Published: Saturday | December 21, 2013 Comments 0

Zanu Gordon, Guest Columnist

"One night my son got up from his bed ... walked to the kitchen, ate half of bun on the microwave and drank the soda in the refrigerator in his sleep. In the morning, he would take God off the cross that he did not do it," shared nonchalantly a woman in a minibus.

She added: "... Same way, my sister's son sleepwalked and opened the door to the house, headed outside and was raking the yard."

All passengers were amused by the stories. But what is sleepwalking? How dangerous can it be? Can it be treated? Sleepwalking, officially called somnambulism, is no joke; it is a sleep disorder that can cause great danger to the individual and others around.

Sleepwalking is a disorder whereby a person leaves his/her bed and seeks to carry out activities while sleeping. This event happens during stage four of sleep, which is the deepest phase, and only loud noises will cause the person to be awakened.

Sleepwalking occurs most commonly in childhood, typically between the ages of four and eight, but it not uncommon in adulthood (Carlson, 2008). Researchers believe that sleepwalking can be caused by genetics (traits that run in families), environment (sleep deprivation, alcohol and stress), and medical conditions.

No recollection of activities

The activities that are performed during sleepwalking are usually routine, and the individual may have no recollection of them in the morning (Sarason and Sarason, 2005). During sleepwalk, there are episodes of complex motor behaviour initiated during sleep, and the individual rises from his or her bed (Carlson, 2008).

With that said, a person who sleepwalks may get up and light a match, open the doors to the house, start the car, clean the house and, God forbid, what else.
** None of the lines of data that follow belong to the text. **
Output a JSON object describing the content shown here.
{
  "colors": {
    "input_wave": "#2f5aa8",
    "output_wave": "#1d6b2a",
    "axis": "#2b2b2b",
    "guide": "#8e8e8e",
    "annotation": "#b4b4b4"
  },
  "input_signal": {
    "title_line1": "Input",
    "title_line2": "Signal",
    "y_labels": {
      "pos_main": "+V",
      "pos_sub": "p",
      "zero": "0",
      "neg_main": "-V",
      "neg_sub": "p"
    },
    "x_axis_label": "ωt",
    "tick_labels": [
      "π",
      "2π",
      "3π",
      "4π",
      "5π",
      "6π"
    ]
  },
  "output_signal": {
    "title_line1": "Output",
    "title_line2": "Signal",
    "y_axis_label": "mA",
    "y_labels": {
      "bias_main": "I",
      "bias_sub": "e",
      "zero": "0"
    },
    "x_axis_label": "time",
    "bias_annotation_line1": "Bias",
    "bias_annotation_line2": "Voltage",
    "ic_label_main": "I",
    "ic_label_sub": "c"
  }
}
This is dangerous!

Sleepwalkers may hurt themselves badly or even die during sleepwalk because of the complex task they might perform. Imagine a person sleepwalking from upstairs to downstairs or sleepwalking in a yard where there is an uncovered hole, or even sleepwalk and turn on the stove. How dangerous can that get? If you happen to see a person sleepwalking, wake him or her.
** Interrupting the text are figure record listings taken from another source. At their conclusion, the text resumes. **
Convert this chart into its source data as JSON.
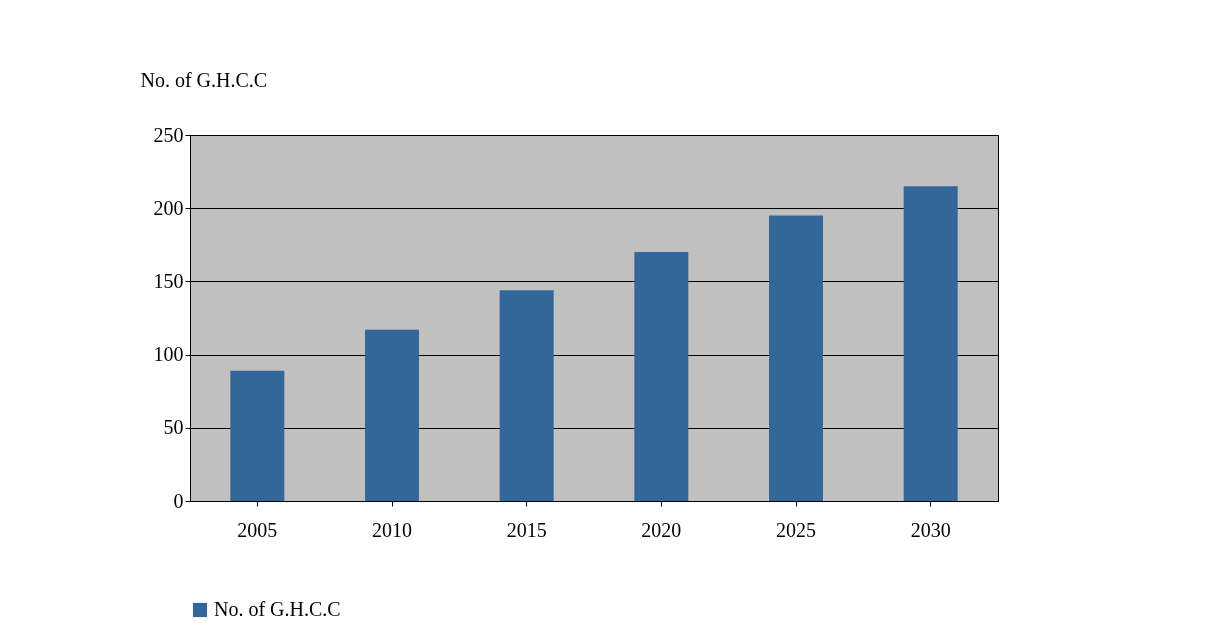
{
  "chart_data": {
    "type": "bar",
    "ylabel": "No. of G.H.C.C",
    "categories": [
      "2005",
      "2010",
      "2015",
      "2020",
      "2025",
      "2030"
    ],
    "series": [
      {
        "name": "No. of G.H.C.C",
        "color": "#336699",
        "values": [
          89,
          117,
          144,
          170,
          195,
          215
        ]
      }
    ],
    "ylim": [
      0,
      250
    ],
    "yticks": [
      0,
      50,
      100,
      150,
      200,
      250
    ],
    "grid": "y",
    "legend": "bottom"
  }
}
One student at a tertiary institution shared that her house was robbed and there was no forced entry. The possibility exists that some of these reported cases of robbery where there is no forced entry might just be linked to sleepwalkers opening doors.

Risk to others

It might sound very trivial to the ears of some, but sleepwalkers do indeed create potential risks to those around them as well. Let us imagine a sleepwalker whose routine is to prepare cooked meals, and that person turns on the gas and lights a match in his or her sleep. Can you picture the outcome?

Sleepwalking is treatable and curable, depending on the factors. According to Carlson, 2008, most children who sleepwalk will outgrow same, but not in all cases. Cases of sleepwalk that are caused by medication must be reported to the doctor.
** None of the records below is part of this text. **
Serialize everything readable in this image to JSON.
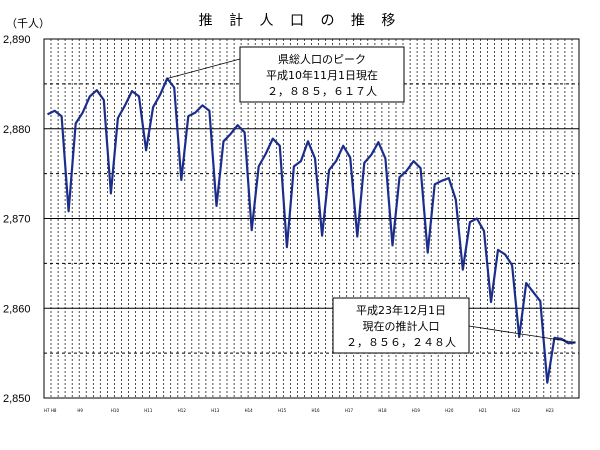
{
  "chart_data": {
    "type": "line",
    "title": "推 計 人 口 の 推 移",
    "unit_label": "（千人）",
    "ylim": [
      2850,
      2890
    ],
    "y_ticks": [
      {
        "value": 2850,
        "label": "2,850"
      },
      {
        "value": 2860,
        "label": "2,860"
      },
      {
        "value": 2870,
        "label": "2,870"
      },
      {
        "value": 2880,
        "label": "2,880"
      },
      {
        "value": 2890,
        "label": "2,890"
      }
    ],
    "x_tick_labels": [
      "H7 H8",
      "H9",
      "H10",
      "H11",
      "H12",
      "H13",
      "H14",
      "H15",
      "H16",
      "H17",
      "H18",
      "H19",
      "H20",
      "H21",
      "H22",
      "H23"
    ],
    "grid": {
      "horizontal": true,
      "vertical_dashed": true
    },
    "series": [
      {
        "color": "#1c2e8c",
        "values": [
          2881.6,
          2882.0,
          2881.4,
          2870.8,
          2880.6,
          2881.8,
          2883.6,
          2884.3,
          2883.2,
          2872.8,
          2881.2,
          2882.6,
          2884.2,
          2883.6,
          2877.6,
          2882.4,
          2883.8,
          2885.6,
          2884.6,
          2874.3,
          2881.4,
          2881.8,
          2882.6,
          2882.0,
          2871.4,
          2878.6,
          2879.4,
          2880.4,
          2879.6,
          2868.7,
          2875.8,
          2877.2,
          2878.9,
          2878.1,
          2866.8,
          2875.8,
          2876.4,
          2878.6,
          2876.7,
          2868.1,
          2875.4,
          2876.4,
          2878.1,
          2876.8,
          2868.0,
          2876.2,
          2877.1,
          2878.5,
          2876.7,
          2867.0,
          2874.6,
          2875.3,
          2876.4,
          2875.6,
          2866.2,
          2873.8,
          2874.2,
          2874.5,
          2872.1,
          2864.3,
          2869.6,
          2870.0,
          2868.6,
          2860.7,
          2866.5,
          2866.0,
          2864.8,
          2856.8,
          2862.8,
          2861.8,
          2860.8,
          2851.7,
          2856.7,
          2856.6,
          2856.1,
          2856.2
        ]
      }
    ],
    "annotations": [
      {
        "id": "peak",
        "lines": [
          "県総人口のピーク",
          "平成10年11月1日現在",
          "２，８８５，６１７人"
        ],
        "point_x": 17,
        "point_y": 2885.6
      },
      {
        "id": "latest",
        "lines": [
          "平成23年12月1日",
          "現在の推計人口",
          "２，８５６，２４８人"
        ],
        "point_x": 75,
        "point_y": 2856.2
      }
    ]
  }
}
According to Louis R. Chanin, MD, Mayo Clinic, "Relaxation techniques, mental imagery, and anticipatory awakenings are the preferred treatment options for long-term treatment of people with a sleepwalking disorder. Anticipatory awakenings consist of waking the child or person approximately 15-20 minutes before the usual time of a sleepwalking episode, and then keeping him or her awake through the time during which the episodes usually occur."

It is high time that we realise that sleepwalking is no joke and we must take actions. If you are a person who has problems with sleepwalking or know someone that sleepwalks, recommend that the person see a sleep therapist, a psychologist or a psychiatrist. Information about finding a therapist to treat sleep disorders can be provided at any local hospital.